Наша деревня Чикозеро
    
        Russian
    
      
        Я был охотник, охотился, четырнадцать медведей убил, одних медведей. 
 
 Одного мы убили – пятнадцать пудов было. 
 
 Выстрелили мы, да он на нас пошел. 
 
 Двенадцать раз стреляли, потом упал. 
 
 Жиру было с вершок. 
 
 Говорят, [что] рысь наскакивает на [человека], я их много убивал, так ничего не наскакивает. 
 
 Собаки у меня были хорошие, две собаки, начнут драться [с рысью], а потом рысь увидит, что ее начинают щипать, так влезает на дерево. 
 
 Куниц я убивал, те дорогие, а медвежья шкура дешевая, пятнадцать рублей. 
 
 Мясо не варили, поганым считали. 
 
 А потом я стал варить. 
 
 Волка я только одного убил. 
 
 Рыбу ловили. 
 
 Рыба здесь [такая]: судак, лещ, язь, окуни, налимы, щуки. 
 
 Озер много – Чикозеро, Эймяозеро, Хонгла-озеро, Ладвозеро. Реки Петка, Хонгла-река. 
 
  У нас в двенадцати верстах была избушка, мы четверо братьев жили. 
 
 Пойдешь туда и неделю живешь в этой избушке за Хонгла-озером. 
 
 День поработаем, а на ночь в эту избушку идем, тут и спим. 
 
 Там у нас были хорошие пожни. У всех чикозерских были там пожни, косили там. 
 
 Тогда народу было много. 
 
 Сейчас, видишь, готовый хлеб ждем, а тогда надо было молоть. 
 
 Молотишь в гумнах, потом на мельницу везешь, там мелешь. 
 
 Ой, было горя. А сейчас нам хорошо. 
 
 Лодки делали сами. 
 
 Тес пилили и из теса делали. 
 
 Для лодки нужны дуги, так выкапывали ель и из ее корней [делали], выберешь такие изогнутые и сделаешь дуги. 
 
 Гвоздей не было, так прутьями связывали (\'плели\'). 
 
 Избу строили, окна маленькие сделаешь, чтобы теплее было. 
 
 Тогда печи были без труб (\'черные печи\'), с трубами (\'белых\') печей не было. 
 
 Я сегодня устраиваю толоку, намнут глину, тут же и печь сложат. 
 
 Зимой хоть какой холод... Я был еще молодым, так черная печь была. 
 
 Взберешься на печку, голову свесишь, в дыму надо лежать, так голову свесишь и так дышишь. 
 
 
 Натопишь, так потом тепло в избе. 
 
 Дым выходит... были такие трубы. 
 
 Выберешь в лесу гнилую сосну или осину, такую, [в которой] сердцевина сгнившая.

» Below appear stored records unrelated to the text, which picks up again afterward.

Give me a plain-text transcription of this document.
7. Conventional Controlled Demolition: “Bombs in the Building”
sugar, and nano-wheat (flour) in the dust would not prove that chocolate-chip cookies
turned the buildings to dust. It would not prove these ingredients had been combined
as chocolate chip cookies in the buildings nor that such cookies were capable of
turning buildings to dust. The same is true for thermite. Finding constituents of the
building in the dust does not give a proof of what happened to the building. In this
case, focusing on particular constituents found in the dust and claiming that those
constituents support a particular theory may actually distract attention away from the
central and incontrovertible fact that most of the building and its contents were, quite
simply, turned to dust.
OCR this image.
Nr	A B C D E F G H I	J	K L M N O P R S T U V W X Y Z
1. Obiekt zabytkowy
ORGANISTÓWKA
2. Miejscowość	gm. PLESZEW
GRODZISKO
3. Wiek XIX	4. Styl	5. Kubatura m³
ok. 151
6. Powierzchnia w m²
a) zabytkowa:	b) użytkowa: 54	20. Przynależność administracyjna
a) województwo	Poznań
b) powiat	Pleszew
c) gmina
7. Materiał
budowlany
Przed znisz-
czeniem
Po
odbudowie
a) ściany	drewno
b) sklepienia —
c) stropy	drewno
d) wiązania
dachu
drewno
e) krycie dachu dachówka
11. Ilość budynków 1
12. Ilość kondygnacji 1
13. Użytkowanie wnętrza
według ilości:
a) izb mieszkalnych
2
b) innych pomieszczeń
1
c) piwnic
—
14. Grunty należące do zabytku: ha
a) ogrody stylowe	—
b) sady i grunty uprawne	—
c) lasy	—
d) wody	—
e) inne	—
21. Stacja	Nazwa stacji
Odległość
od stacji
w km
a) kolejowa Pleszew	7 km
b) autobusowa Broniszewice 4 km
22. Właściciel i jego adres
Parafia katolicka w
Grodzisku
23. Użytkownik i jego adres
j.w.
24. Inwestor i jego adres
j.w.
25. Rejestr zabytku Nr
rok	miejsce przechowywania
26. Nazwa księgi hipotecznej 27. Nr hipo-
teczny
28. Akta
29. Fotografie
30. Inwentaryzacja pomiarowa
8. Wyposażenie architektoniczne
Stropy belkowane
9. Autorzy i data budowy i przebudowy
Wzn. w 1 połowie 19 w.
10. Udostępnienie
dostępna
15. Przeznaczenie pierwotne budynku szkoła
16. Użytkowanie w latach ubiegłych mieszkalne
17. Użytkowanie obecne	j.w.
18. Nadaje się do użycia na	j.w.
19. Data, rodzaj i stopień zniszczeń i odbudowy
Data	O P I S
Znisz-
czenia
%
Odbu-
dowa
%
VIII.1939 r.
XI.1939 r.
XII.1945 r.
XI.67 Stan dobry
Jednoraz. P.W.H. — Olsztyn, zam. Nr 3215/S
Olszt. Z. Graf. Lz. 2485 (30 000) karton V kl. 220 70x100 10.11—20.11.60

Эту и ставишь в качестве трубы. 
 
 Окошки были маленькие, крыша тогда была – ржаная солома. 
 
 В лесу подсеку рубим, в этой саже-то солома вырастет длинная и толстая. Ею и кроешь избу. 
 
 
 Телег не было на моей памяти, на смычках ездили, дороги все плохие. 
 
 Смычки – [это] две жерди впряжешь и едешь в лес. 
 
 Сидели при лучине. 
 
 Возьмешь, сосну расколешь и лучины нащеплешь. 
 
 Самоваров тоже не было. 
 
 На моей памяти только один самовар был – у попа. 
 
 Чай не пили. 
 
 Простокваши попьешь... 
 
 Здесь у нас в Чикозере была кожевня, кожи в кожевне обработаешь, и здесь шили сапоги. 
 
 
 А больше лапти [носили], из бересты сплетешь, да в лаптях и ходили. 
 
 Валенки иногда [носили]. 
 
 Овец держали много. 
 
 Вот отсюда в сорока верстах озера есть, там были старики, сами валяли [валенки]. 
 
 Придут сюда и из шерсти сделают валенки. 
 
 Валенки валяли, шубы делали. 
 
 Здесь тоже был мужичок, овчины выделывал. 
 
 Мельниц у нас было много, муку мололи. 
 
 На этой речке четыре мельницы было. 
 
 Власти у нас были плохие, десяцкий да староста, а в Виннице был один старшина и писарь. 
 
 Больниц не было, один фельдшер, какой-нибудь старичок. 
 
 Зато и умирали. 
 
 У меня было четырнадцать детей, так двое выросли – сын да дочь, а остальные все умерли. 
 
 
 Не было учителей, не было никого. Меня поп учил. Бил нас, рассердится да как схватит за нос или за ухо. 
 
 Школы не было, поп нас в своем доме учил. 
 
 Больше молитвы учили. 
 
 В церковь пойдешь да не перекрестишься – сейчас же на колени поставит.